Un titolo veramente indovinato, considerando i tempi che stiamo vivendo, dove come dice il grande EUGENIO SCALFARI, siamo in presenza di veri e propri "barbari" che vogliono annientare i valori, la civiltà, le regole e la cultura.

Non si può vivere senza memoria. Quest'ultima va custodita, è un bene prezioso, ci fa vivere bene con noi stessi, come la libertà è un valore acquisito che va preservato.

Un popolo senza memoria è un popolo senz'anima e quindi la cultura, un buon libro, fatto di buoni e sani principi può contribuire ad una vita sociale più serena, più civile e più dignitosa.

Oggi non bisogna buttare tutto come stanno facendo i cosiddetti "barbari", ahimè noi piccoli paladini della cultura con la C maiuscola, quotidianamente siamo destinati a lottare contro queste battaglie di spazzatura mediatica.

La TV di oggi ci allontana dai veri principi morali e dalla buona deontologia comportamentale.

Ecco perchè il Salone del Libro di Torino, è stato un'occasione di riflessione, per poter valutare, ponderare e scindere la sapienza dall'ignomie e le trivialità che affliggono i nostri tempi.

Ho trovato molto attraenti i vari stands dei piccoli e grandi editori.

Coinvolgenti sono stati i vari appuntamenti con personalità politiche, scrittori nazionali e stranieri, relatori e personaggi VIP.

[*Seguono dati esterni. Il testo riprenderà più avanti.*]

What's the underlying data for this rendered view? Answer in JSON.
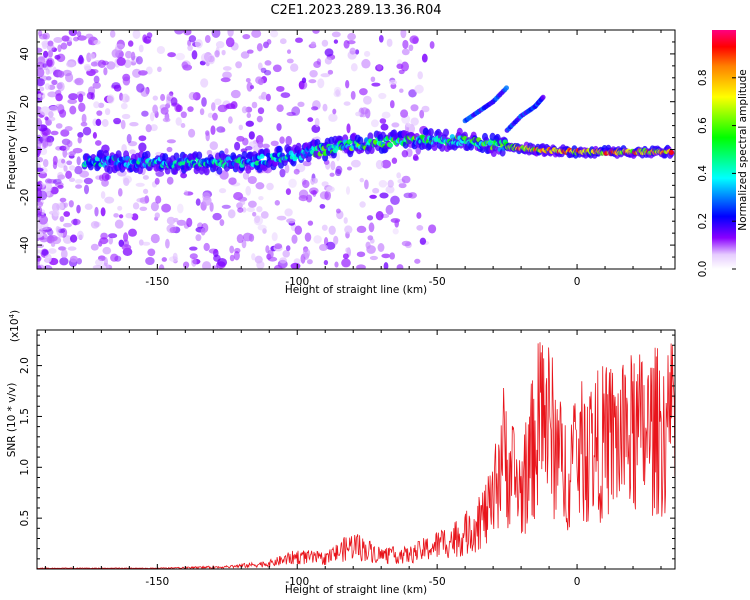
{
  "figure": {
    "title": "C2E1.2023.289.13.36.R04"
  },
  "chart_data": [
    {
      "type": "heatmap",
      "xlabel": "Height of straight line (km)",
      "ylabel": "Frequency (Hz)",
      "xlim": [
        -193,
        35
      ],
      "ylim": [
        -50,
        50
      ],
      "xticks": [
        -150,
        -100,
        -50,
        0
      ],
      "yticks": [
        -40,
        -20,
        0,
        20,
        40
      ],
      "colorbar": {
        "label": "Normalized spectral amplitude",
        "range": [
          0.0,
          1.0
        ],
        "ticks": [
          0.0,
          0.2,
          0.4,
          0.6,
          0.8
        ],
        "colors": [
          "#ffffff",
          "#8a00ff",
          "#0000ff",
          "#00ffff",
          "#00ff00",
          "#ffff00",
          "#ff7f00",
          "#ff0000",
          "#ff0080"
        ]
      },
      "trace_center_hz": [
        {
          "x": -170,
          "y": -5
        },
        {
          "x": -140,
          "y": -6
        },
        {
          "x": -115,
          "y": -5
        },
        {
          "x": -100,
          "y": -2
        },
        {
          "x": -80,
          "y": 2
        },
        {
          "x": -60,
          "y": 4
        },
        {
          "x": -40,
          "y": 4
        },
        {
          "x": -30,
          "y": 2
        },
        {
          "x": -15,
          "y": 0
        },
        {
          "x": 0,
          "y": -1
        },
        {
          "x": 20,
          "y": -1
        },
        {
          "x": 35,
          "y": -1
        }
      ],
      "secondary_branches_hz": [
        {
          "x": [
            -40,
            -35,
            -30,
            -25
          ],
          "y": [
            12,
            16,
            20,
            26
          ]
        },
        {
          "x": [
            -25,
            -20,
            -15,
            -12
          ],
          "y": [
            8,
            14,
            18,
            22
          ]
        }
      ]
    },
    {
      "type": "line",
      "xlabel": "Height of straight line (km)",
      "ylabel": "SNR (10 * v/v)",
      "ylabel_scale": "(x10",
      "ylabel_scale_exp": "4",
      "scale_factor": 10000,
      "xlim": [
        -193,
        35
      ],
      "ylim": [
        0.0,
        2.35
      ],
      "xticks": [
        -150,
        -100,
        -50,
        0
      ],
      "yticks": [
        0.5,
        1.0,
        1.5,
        2.0
      ],
      "line_color": "#e8141b",
      "envelope": [
        {
          "x": -193,
          "y": 0.01
        },
        {
          "x": -150,
          "y": 0.01
        },
        {
          "x": -125,
          "y": 0.03
        },
        {
          "x": -110,
          "y": 0.08
        },
        {
          "x": -100,
          "y": 0.18
        },
        {
          "x": -90,
          "y": 0.15
        },
        {
          "x": -80,
          "y": 0.35
        },
        {
          "x": -70,
          "y": 0.2
        },
        {
          "x": -60,
          "y": 0.2
        },
        {
          "x": -50,
          "y": 0.35
        },
        {
          "x": -40,
          "y": 0.5
        },
        {
          "x": -30,
          "y": 0.9
        },
        {
          "x": -27,
          "y": 1.75
        },
        {
          "x": -20,
          "y": 1.1
        },
        {
          "x": -12,
          "y": 2.35
        },
        {
          "x": -5,
          "y": 1.4
        },
        {
          "x": 0,
          "y": 1.65
        },
        {
          "x": 10,
          "y": 1.85
        },
        {
          "x": 20,
          "y": 1.95
        },
        {
          "x": 35,
          "y": 2.05
        }
      ]
    }
  ]
}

Tra questi ho assistito agli eventi del bravissimo scrittore e magistrato GIANRICO CAROFIGLIO (vedi foto 3 ), la naturalissima SUSANNA TAMARO con il suo libro "Il grande albero", (vedi foto 4). Molto stuzzicanti i battibecchi dell'On. ROSY BINDI con l'illustre costituzionalista GUSTAVO ZAGREBELSKY, in occasione della pubblicazione "Scambiarsi la veste: Stato e Chiesa al Governo dell'uomo e di quel che è di Cesare".

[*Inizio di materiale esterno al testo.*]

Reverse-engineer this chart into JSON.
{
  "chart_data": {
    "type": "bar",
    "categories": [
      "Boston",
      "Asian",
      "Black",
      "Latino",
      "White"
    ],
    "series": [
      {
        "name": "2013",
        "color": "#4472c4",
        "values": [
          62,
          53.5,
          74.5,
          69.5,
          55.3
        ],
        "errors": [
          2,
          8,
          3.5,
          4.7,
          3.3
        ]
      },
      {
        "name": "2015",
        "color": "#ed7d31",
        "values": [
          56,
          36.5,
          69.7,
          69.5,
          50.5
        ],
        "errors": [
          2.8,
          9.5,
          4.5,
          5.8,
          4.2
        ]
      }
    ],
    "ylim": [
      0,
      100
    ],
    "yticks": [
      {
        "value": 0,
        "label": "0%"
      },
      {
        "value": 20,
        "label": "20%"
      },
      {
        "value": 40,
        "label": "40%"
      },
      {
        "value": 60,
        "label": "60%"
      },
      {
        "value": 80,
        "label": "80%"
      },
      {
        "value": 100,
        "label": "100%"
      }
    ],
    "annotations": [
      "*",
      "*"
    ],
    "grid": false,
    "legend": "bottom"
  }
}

Di sapore particolare è il mondo immaginario di MASSIMO GRAMELLINI, descritto ne "L'ultima riga delle favole".

Molto rilevante l'incontro con EUGENIO SCALFARI che con il libro "Per l'alto mare aperto" , ben si collega al tema di quest'edizione.

UMBERTO ECO esperto di semiotica, ha parlato dell'avvenire della memoria.

Quest'ultimo ha detto che senza la memoria, non si può andare ne in Paradiso, ne all'Inferno.

La funzione della memoria individuale e della cultura è quella di filtrare le cose buone da quelle cattive.

Setacciare ma con la mente e non con le nuove tecnologie che immagazzinano dati, senza selezionarli.

Il paese ospite di quest'anno è stato L'INDIA. Gli scrittori e la cultura di un paese leggendario, sospeso fra tradizione e modernità, protagonista indiscusso del nuovo planisfero globale.

Ci sono stati anche grossi autori mondiali finalisti del Premio Salone Internazionale del Libro, un riconoscimento destinato ad uno scrittore che con la sua opera abbia saputo fare della letterartura, uno strumento irrinunciabile di conoscenza.

I 3 autori finalisti sono stati: PAUL AUSTER, CARLOS FUENTES e AMOS OZ che è stato il vincitore, il più votato dagli editori, relatori e dai visitatori del Salone.

I grandi eventi per motivi di capienza sala, potevano assicurasi, facendo la fila al Green Point, una faticaccia ma è valsa pena !

Un consiglio agli organizzatori, per il prossimo anno, cercate di far funzionare meglio i grandi eventi, non sono rimasto contento di come stati distribuiti i biglietti al Green Point.

Per esempio si potrebbe far pagare un euro per circa tre eventi, on line , così le persone non aspettano e magari partecipano solo a quelli verso i quali mostrano vero interesse.

Si chiude questa edizione, per me una bella esperienza, fonte di cultura e di stimolo intellettuale.

L'immagine simbolo di quest'edizione, l'albero con le radici in su, per sottolineare la memoria svelata.

Appuntamento al prossimo anno, con l'edizione n° 24 e la RUSSIA come paese ospite.